A może samo podejście Googla jest bez sensu? Bo w ciągu roku, w comiesięcznych aktualizacjach dorzucają nowe funkcjonalności, przez co nowa wersja systemu nie jest wcale nowa, tylko wydaje się być kolejną comiesięczną aktualizacją. Równie dobrze numerek mogliby podbijać co miesiąc.
@HmmJakiWybracNick Właściwie na to samo narzekają użytkownicy iOS, bo ich system też już nie wnosi ciekawych zmian przy zmianie wersji. Ja to widzę w inny sposób - oba systemy są na tyle dojrzałe, że zmiany są ewolucyjne, a nie rewolucyjne i najczęściej są to poprawki bebechów. Podbicie wersji jest tylko chwytem marketingowym i finansowym.
@HmmJakiWybracNick - zamiast dodawać nowe funkcje to tylko istniejace ograniczają i zmieniają
Co chwile mi makra w Macrodroid przestają działać bo funkcja, która była bez roota dostępna kiedyś jest już niedostępna - na przykład ustawiłem rodzicom możliwość dzwonienia z ekranu blokady pod mój numer gdyby coś się działo lub jakby zgubili telefon to ktoś mógłby zadzwonić tylko do mnie bez odblokowania telefonu - od jakiegoś czasu już to nie działa
@HmmJakiWybracNick firma od Androida wydaje właśnie 131 wersję swojej przeglądarki, a Tu się pytasz po co tak numerować
Android 15 ma więcej zamian wewnątrz. Chyba największą jest konieczność wylogowywania się z Google przy zbywaniu telefonu, tak jak ma to miejsce z iCloud.
@Boski ? Przywróć ustawienia fabryczne nie wystarczy?
Tak szczerze, jeśli to jest największą rzecz to szału to nie robi.
@sireplama nie. Jeśli się nie wylogujesz przed resetem to kolejny użytkownik nie będzie mógł się zalogować na swoje konto.
@Boski ?! Zrobię ustawienia fabryczne to nie dość, że nie będę mógł zalogować się na telefon to jeszcze on będzie pamiętał hasła mojego starego konta?! Przecież to debilne!
@sireplama nie będzie pamiętał. To Twoje konto będzie pamiętało urzadzenie.
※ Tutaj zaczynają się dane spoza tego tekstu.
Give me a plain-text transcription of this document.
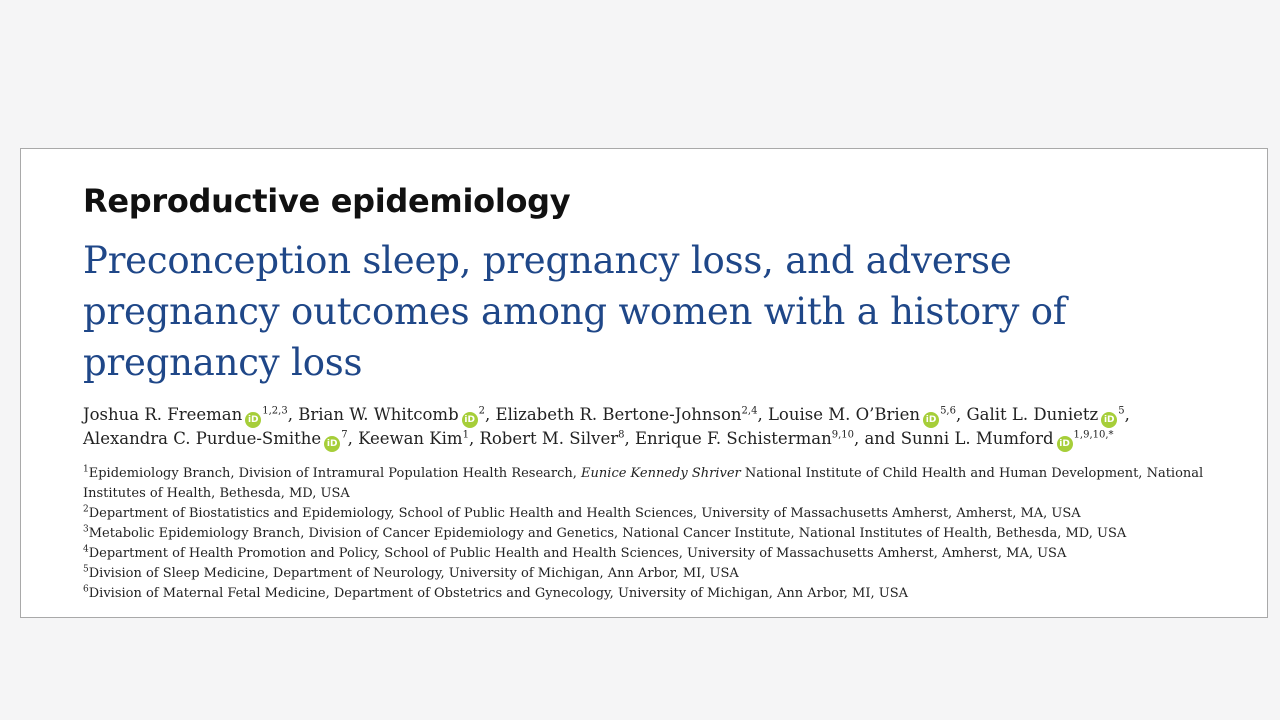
Reproductive epidemiology
Preconception sleep, pregnancy loss, and adverse
pregnancy outcomes among women with a history of
pregnancy loss
Joshua R. Freeman iD$^{1,2,3}$, Brian W. Whitcomb $iD^2$, Elizabeth R. Bertone-Johnson$^{2,4}$, Louise M. O’Brien iD$^{5,6}$, Galit L. Dunietz $iD^5$,
Alexandra C. Purdue-Smithe $iD^7$, Keewan Kim$^1$, Robert M. Silver$^8$, Enrique F. Schisterman$^{9,10}$, and Sunni L. Mumford $iD^{1,9,10,*}$

$^1$Epidemiology Branch, Division of Intramural Population Health Research, Eunice Kennedy Shriver National Institute of Child Health and Human Development, National Institutes of Health, Bethesda, MD, USA

$^2$Department of Biostatistics and Epidemiology, School of Public Health and Health Sciences, University of Massachusetts Amherst, Amherst, MA, USA

$^3$Metabolic Epidemiology Branch, Division of Cancer Epidemiology and Genetics, National Cancer Institute, National Institutes of Health, Bethesda, MD, USA

$^4$Department of Health Promotion and Policy, School of Public Health and Health Sciences, University of Massachusetts Amherst, Amherst, MA, USA

$^5$Division of Sleep Medicine, Department of Neurology, University of Michigan, Ann Arbor, MI, USA

$^6$Division of Maternal Fetal Medicine, Department of Obstetrics and Gynecology, University of Michigan, Ann Arbor, MI, USA
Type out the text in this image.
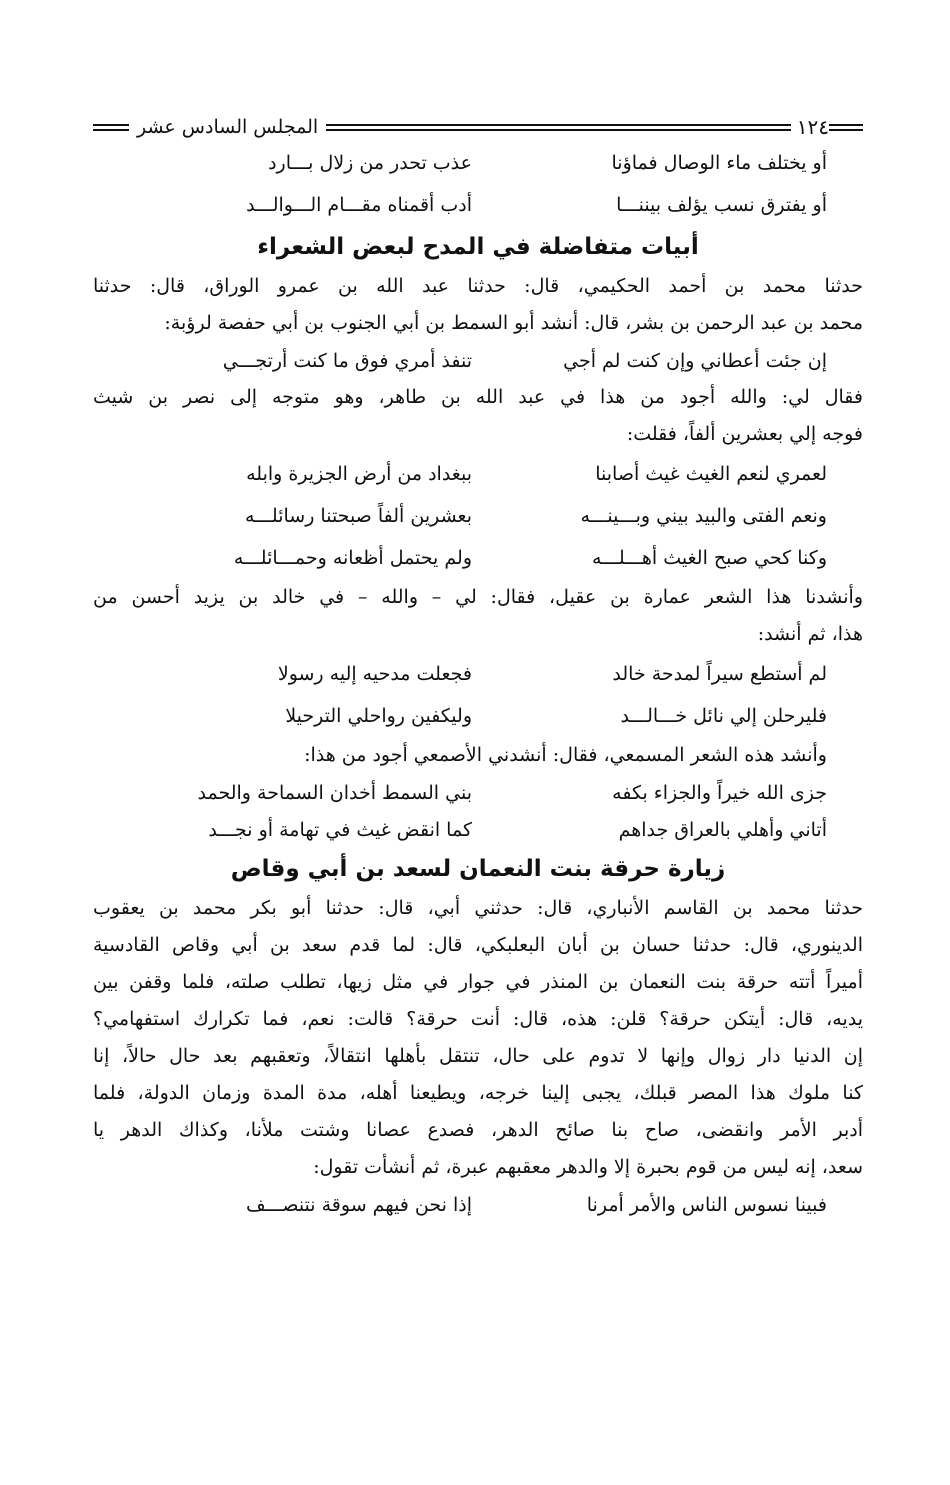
١٢٤
المجلس السادس عشر
أو يختلف ماء الوصال فماؤنا
عذب تحدر من زلال بـــارد
أو يفترق نسب يؤلف بيننـــا
أدب أقمناه مقـــام الـــوالـــد
أبيات متفاضلة في المدح لبعض الشعراء
حدثنا محمد بن أحمد الحكيمي، قال: حدثنا عبد الله بن عمرو الوراق، قال: حدثنا
محمد بن عبد الرحمن بن بشر، قال: أنشد أبو السمط بن أبي الجنوب بن أبي حفصة لرؤبة:
إن جئت أعطاني وإن كنت لم أجي
تنفذ أمري فوق ما كنت أرتجـــي
فقال لي: والله أجود من هذا في عبد الله بن طاهر، وهو متوجه إلى نصر بن شيث
فوجه إلي بعشرين ألفاً، فقلت:
لعمري لنعم الغيث غيث أصابنا
ببغداد من أرض الجزيرة وابله
ونعم الفتى والبيد بيني وبـــينـــه
بعشرين ألفاً صبحتنا رسائلـــه
وكنا كحي صبح الغيث أهـــلـــه
ولم يحتمل أظعانه وحمـــائلـــه
وأنشدنا هذا الشعر عمارة بن عقيل، فقال: لي – والله – في خالد بن يزيد أحسن من
هذا، ثم أنشد:
لم أستطع سيراً لمدحة خالد
فجعلت مدحيه إليه رسولا
فليرحلن إلي نائل خـــالـــد
وليكفين رواحلي الترحيلا
وأنشد هذه الشعر المسمعي، فقال: أنشدني الأصمعي أجود من هذا:
جزى الله خيراً والجزاء بكفه
بني السمط أخدان السماحة والحمد
أتاني وأهلي بالعراق جداهم
كما انقض غيث في تهامة أو نجـــد
زيارة حرقة بنت النعمان لسعد بن أبي وقاص
حدثنا محمد بن القاسم الأنباري، قال: حدثني أبي، قال: حدثنا أبو بكر محمد بن يعقوب
الدينوري، قال: حدثنا حسان بن أبان البعلبكي، قال: لما قدم سعد بن أبي وقاص القادسية
أميراً أتته حرقة بنت النعمان بن المنذر في جوار في مثل زيها، تطلب صلته، فلما وقفن بين
يديه، قال: أيتكن حرقة؟ قلن: هذه، قال: أنت حرقة؟ قالت: نعم، فما تكرارك استفهامي؟
إن الدنيا دار زوال وإنها لا تدوم على حال، تنتقل بأهلها انتقالاً، وتعقبهم بعد حال حالاً، إنا
كنا ملوك هذا المصر قبلك، يجبى إلينا خرجه، ويطيعنا أهله، مدة المدة وزمان الدولة، فلما
أدبر الأمر وانقضى، صاح بنا صائح الدهر، فصدع عصانا وشتت ملأنا، وكذاك الدهر يا
سعد، إنه ليس من قوم بحبرة إلا والدهر معقبهم عبرة، ثم أنشأت تقول:
فبينا نسوس الناس والأمر أمرنا
إذا نحن فيهم سوقة نتنصـــف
Będziesz musiał je usunąć wylogowując się przed resetem.
@Boski ale debilizm, oby nie wprowadzili tego.
@sireplama jeśli kiedyś ukradną Ci lub zgubisz telefon z prywatnymi danymi, to docenisz tę funkcję.
@Boski docenie, że moje konto będzie pamiętało, że jest zalogowane na telefonie, którego już nie mam?
@sireplama Chyba źle rozumiesz, albo ja źle rozumiem.
Ja rozumiem to tak, że po pierwszym zalogowaniu się na telefon kontem Google, telefon jest przypisywany do Twojego konta. Jak ktoś ukradnie Ci telefon, to nie będzie mógł się wymazać danych i zalogować się innym kontem, bo telefon wciąż będzie powiązany z Twoim kontem i tylko na nie będzie można się zalogowac. Ale będzie istniała możliwość odłączenia telefonu od Twojego konta, tylko musisz to zrobić ręcznie potwierdzając hasłem.
Tylko myślałem, że takie coś istniało od dłuższego czasu.
Po co? Żeby rynek smartfonów się szybko kręcił. To nie czasy „rewolucji” jak między Androidem 2.x.x a 4.x.x. Masz się cieszyć z drobnych zmian w otoczeniu „wielkich” liczb.